According to a diversity of personality theories such as Carl Jung's Analytical Theory, for example, the human personality is made of a composite of the conscious mind, the unconscious mind, and the collective unconscious. This latter type of consciousness refers to a universal schema that all humans possess and by which we abide partly to make most of our daily choices.
Such choices include the things that motivate us into action, for example, embarking into new careers, or wanting to engage in a specific sport, study, etc. Since personality is created through our consistent interaction with the environment, understanding our reactions to different situations can help us also understand what we are capable (or willing) to do, or not do.

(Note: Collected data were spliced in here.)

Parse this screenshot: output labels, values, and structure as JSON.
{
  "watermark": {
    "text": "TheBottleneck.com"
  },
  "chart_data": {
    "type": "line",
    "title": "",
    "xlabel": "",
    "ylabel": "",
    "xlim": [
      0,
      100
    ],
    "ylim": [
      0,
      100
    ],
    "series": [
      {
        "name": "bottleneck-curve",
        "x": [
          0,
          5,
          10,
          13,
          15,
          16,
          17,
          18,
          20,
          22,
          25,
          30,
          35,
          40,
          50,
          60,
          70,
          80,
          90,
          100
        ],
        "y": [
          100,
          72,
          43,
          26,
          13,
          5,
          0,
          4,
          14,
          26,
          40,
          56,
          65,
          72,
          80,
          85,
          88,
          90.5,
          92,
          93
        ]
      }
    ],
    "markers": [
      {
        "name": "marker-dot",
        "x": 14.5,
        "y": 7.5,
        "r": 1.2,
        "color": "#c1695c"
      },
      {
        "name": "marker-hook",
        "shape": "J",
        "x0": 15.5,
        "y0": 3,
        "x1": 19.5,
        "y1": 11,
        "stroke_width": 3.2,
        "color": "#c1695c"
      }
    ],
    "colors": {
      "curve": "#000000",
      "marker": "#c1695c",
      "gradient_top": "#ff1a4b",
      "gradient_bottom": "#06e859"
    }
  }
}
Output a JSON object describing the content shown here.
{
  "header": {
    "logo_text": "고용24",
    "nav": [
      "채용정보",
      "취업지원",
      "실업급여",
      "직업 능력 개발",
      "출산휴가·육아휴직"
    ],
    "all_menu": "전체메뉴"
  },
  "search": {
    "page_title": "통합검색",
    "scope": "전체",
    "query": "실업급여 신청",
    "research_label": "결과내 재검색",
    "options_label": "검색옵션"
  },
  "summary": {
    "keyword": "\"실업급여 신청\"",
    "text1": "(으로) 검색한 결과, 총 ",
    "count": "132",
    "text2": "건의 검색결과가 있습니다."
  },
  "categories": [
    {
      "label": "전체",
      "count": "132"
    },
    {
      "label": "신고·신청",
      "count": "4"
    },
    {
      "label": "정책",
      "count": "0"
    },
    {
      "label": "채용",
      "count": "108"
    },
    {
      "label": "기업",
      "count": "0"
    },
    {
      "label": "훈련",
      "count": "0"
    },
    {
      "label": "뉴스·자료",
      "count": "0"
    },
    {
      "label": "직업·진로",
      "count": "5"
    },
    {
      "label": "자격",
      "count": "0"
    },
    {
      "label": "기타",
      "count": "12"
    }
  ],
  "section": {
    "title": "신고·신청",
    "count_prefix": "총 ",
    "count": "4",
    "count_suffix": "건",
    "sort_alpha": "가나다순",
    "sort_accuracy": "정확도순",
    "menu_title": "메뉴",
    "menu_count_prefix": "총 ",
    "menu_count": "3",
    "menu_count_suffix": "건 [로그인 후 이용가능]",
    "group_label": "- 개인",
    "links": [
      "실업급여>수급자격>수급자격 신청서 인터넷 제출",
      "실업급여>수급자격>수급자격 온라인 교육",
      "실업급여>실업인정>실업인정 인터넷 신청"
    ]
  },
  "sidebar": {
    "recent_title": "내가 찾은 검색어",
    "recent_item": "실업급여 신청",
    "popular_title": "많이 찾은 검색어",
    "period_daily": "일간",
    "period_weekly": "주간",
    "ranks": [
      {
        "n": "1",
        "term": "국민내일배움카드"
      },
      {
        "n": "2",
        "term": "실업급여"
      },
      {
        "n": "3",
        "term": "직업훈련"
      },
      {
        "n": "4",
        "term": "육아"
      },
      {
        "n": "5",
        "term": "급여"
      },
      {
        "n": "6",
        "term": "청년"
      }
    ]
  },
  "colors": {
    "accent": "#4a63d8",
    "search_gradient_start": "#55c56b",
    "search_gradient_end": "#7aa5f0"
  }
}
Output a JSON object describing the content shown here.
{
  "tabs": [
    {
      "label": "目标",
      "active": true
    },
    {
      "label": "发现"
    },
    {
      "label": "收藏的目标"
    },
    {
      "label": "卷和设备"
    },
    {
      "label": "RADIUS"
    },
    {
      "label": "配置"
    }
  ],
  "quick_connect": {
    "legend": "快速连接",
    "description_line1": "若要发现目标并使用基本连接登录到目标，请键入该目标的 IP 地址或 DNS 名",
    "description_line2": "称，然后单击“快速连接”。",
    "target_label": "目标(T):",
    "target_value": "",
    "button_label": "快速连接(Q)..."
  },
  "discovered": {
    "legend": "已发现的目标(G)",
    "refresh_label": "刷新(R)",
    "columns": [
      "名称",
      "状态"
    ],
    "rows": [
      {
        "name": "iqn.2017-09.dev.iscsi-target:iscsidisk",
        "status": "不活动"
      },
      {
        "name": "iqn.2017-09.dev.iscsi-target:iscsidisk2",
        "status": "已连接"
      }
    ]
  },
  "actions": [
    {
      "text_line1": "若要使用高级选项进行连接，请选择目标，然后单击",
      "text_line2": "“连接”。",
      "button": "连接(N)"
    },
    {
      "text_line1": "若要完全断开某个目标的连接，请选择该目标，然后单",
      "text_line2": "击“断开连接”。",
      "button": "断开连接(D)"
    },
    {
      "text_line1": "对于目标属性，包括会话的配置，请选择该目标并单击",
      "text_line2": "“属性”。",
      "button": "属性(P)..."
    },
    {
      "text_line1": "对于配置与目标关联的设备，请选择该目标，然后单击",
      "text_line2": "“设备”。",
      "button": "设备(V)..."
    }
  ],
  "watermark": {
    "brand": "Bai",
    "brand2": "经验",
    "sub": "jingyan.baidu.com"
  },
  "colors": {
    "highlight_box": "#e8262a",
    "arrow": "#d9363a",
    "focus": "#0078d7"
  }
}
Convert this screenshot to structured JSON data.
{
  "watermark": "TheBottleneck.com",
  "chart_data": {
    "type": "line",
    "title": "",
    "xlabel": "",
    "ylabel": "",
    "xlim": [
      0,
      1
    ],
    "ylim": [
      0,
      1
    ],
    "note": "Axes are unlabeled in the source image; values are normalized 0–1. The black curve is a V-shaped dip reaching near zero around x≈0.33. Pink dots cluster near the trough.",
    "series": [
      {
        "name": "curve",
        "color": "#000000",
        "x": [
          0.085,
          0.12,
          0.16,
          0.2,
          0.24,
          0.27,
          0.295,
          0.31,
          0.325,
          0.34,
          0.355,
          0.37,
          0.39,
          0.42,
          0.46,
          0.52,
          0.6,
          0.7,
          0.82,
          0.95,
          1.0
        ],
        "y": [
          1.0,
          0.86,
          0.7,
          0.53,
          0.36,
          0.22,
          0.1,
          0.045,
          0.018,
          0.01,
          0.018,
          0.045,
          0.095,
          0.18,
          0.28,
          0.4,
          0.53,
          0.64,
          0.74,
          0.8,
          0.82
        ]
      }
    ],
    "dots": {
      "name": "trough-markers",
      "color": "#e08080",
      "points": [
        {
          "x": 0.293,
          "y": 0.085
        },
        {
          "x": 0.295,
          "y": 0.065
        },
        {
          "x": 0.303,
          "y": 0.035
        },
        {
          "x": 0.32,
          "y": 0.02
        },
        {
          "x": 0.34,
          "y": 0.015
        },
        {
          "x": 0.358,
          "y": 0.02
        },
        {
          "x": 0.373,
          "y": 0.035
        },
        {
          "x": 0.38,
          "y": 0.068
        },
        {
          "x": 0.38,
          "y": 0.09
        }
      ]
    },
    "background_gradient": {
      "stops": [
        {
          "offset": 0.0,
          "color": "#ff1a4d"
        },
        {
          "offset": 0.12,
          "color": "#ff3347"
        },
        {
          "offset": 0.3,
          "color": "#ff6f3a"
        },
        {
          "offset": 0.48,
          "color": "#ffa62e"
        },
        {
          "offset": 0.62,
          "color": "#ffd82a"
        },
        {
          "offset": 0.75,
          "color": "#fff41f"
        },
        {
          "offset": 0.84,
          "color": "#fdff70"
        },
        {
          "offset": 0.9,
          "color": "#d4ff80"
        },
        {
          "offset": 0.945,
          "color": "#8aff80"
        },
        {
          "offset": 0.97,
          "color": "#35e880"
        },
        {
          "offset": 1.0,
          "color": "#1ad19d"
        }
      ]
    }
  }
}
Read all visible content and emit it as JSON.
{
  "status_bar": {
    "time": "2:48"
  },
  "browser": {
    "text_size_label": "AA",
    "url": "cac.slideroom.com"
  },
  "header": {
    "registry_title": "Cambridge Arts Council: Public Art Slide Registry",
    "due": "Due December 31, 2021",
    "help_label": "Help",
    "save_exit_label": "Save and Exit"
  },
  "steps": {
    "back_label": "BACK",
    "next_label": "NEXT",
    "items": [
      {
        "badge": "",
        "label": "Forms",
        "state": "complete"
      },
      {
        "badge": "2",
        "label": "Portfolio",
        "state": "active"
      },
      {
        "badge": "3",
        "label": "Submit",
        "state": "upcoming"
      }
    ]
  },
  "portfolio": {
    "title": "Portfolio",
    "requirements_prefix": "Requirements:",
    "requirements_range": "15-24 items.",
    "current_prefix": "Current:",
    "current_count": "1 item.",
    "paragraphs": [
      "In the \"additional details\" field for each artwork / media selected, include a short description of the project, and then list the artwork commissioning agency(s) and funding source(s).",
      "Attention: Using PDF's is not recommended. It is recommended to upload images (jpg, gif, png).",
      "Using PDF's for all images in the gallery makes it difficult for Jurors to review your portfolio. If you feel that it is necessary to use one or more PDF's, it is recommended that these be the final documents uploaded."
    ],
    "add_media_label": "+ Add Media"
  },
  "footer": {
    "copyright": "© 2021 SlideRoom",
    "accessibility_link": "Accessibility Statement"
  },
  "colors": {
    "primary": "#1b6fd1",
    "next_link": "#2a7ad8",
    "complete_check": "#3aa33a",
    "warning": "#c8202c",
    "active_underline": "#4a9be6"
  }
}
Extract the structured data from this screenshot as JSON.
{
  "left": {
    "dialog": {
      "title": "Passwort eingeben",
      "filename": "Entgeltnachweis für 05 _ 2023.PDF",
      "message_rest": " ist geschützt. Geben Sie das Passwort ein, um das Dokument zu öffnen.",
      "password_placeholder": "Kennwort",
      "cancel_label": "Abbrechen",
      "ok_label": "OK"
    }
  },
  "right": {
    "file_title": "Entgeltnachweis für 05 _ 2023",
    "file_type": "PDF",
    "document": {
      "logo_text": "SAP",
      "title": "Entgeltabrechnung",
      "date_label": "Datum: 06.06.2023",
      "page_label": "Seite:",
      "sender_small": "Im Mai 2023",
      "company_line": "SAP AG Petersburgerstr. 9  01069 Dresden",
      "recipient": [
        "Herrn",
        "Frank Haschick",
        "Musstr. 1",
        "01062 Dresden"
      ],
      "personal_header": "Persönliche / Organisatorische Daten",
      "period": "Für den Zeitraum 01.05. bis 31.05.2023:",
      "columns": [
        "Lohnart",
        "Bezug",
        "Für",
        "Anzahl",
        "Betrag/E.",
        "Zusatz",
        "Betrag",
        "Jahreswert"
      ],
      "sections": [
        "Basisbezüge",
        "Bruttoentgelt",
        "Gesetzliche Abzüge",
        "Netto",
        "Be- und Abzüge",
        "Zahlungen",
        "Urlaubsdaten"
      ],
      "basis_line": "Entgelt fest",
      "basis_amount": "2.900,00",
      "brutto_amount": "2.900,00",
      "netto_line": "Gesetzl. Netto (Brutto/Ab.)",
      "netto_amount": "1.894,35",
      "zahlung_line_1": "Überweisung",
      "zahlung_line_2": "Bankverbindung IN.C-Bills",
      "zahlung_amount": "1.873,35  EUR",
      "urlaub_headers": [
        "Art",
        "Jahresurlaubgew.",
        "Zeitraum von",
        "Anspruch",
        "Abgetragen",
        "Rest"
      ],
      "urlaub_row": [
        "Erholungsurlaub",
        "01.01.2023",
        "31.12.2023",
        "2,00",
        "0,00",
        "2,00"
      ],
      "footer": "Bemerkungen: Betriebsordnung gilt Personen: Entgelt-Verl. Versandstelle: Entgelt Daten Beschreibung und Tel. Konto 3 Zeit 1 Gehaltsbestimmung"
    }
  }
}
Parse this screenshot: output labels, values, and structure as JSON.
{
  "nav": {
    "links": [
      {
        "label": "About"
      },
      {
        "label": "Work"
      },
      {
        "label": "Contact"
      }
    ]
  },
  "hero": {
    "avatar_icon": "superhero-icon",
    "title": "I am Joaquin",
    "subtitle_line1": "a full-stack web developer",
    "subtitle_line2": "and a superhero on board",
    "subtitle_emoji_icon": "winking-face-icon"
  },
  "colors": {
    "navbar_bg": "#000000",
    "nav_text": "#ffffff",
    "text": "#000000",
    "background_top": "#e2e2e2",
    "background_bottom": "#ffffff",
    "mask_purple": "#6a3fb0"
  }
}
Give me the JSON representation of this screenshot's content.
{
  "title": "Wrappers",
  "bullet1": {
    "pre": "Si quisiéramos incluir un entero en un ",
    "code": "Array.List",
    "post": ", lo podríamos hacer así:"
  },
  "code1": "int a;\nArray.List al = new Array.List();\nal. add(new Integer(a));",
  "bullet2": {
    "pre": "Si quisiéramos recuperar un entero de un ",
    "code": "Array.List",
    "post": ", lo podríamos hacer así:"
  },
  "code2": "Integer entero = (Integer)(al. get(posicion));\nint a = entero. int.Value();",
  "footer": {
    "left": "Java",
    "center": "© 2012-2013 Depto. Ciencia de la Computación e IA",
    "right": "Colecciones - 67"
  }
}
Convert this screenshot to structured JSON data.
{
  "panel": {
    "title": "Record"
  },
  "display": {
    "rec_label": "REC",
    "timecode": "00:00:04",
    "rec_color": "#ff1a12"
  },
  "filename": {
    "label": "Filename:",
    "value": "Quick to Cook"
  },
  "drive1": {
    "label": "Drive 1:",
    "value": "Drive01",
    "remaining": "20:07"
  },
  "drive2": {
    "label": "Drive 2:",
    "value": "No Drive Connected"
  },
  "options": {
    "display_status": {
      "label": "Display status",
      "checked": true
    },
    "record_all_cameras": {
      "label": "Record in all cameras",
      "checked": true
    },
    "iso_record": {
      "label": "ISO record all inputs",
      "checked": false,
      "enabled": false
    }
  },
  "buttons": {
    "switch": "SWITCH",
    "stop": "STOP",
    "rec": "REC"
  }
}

The Meyers-Briggs personality inventory is based on Jungian theory. Its primary goal is to determine which are the test-taker's personality traits so that they can be matched to a proper career. Those tested will answer questions based on personal preferences and choices. Hence, theoretically, some individuals are better suited to specific jobs than others just based on strengths, abilities, willingness, level of motivation, and, most specifically whether you are:
- Extraverted (E) versus Introverted (I)
- Sensing (S) versus Intuitive (N)
- Thinking (T) versus Feeling (F)
- Judging (J) versus Perceiving (P)
Therefore, someone who is introverted is not going to succeed in careers involving customer service or communication. Someone who is more of a "feeler" than a "thinker" cannot possibly conduct any type analysis objectively, hence, careers such as journalism, law, marketing, and psychology are out of the question. Concisely, knowing your personality traits gives you more opportunities to actually succeed at something that you might enjoy to do.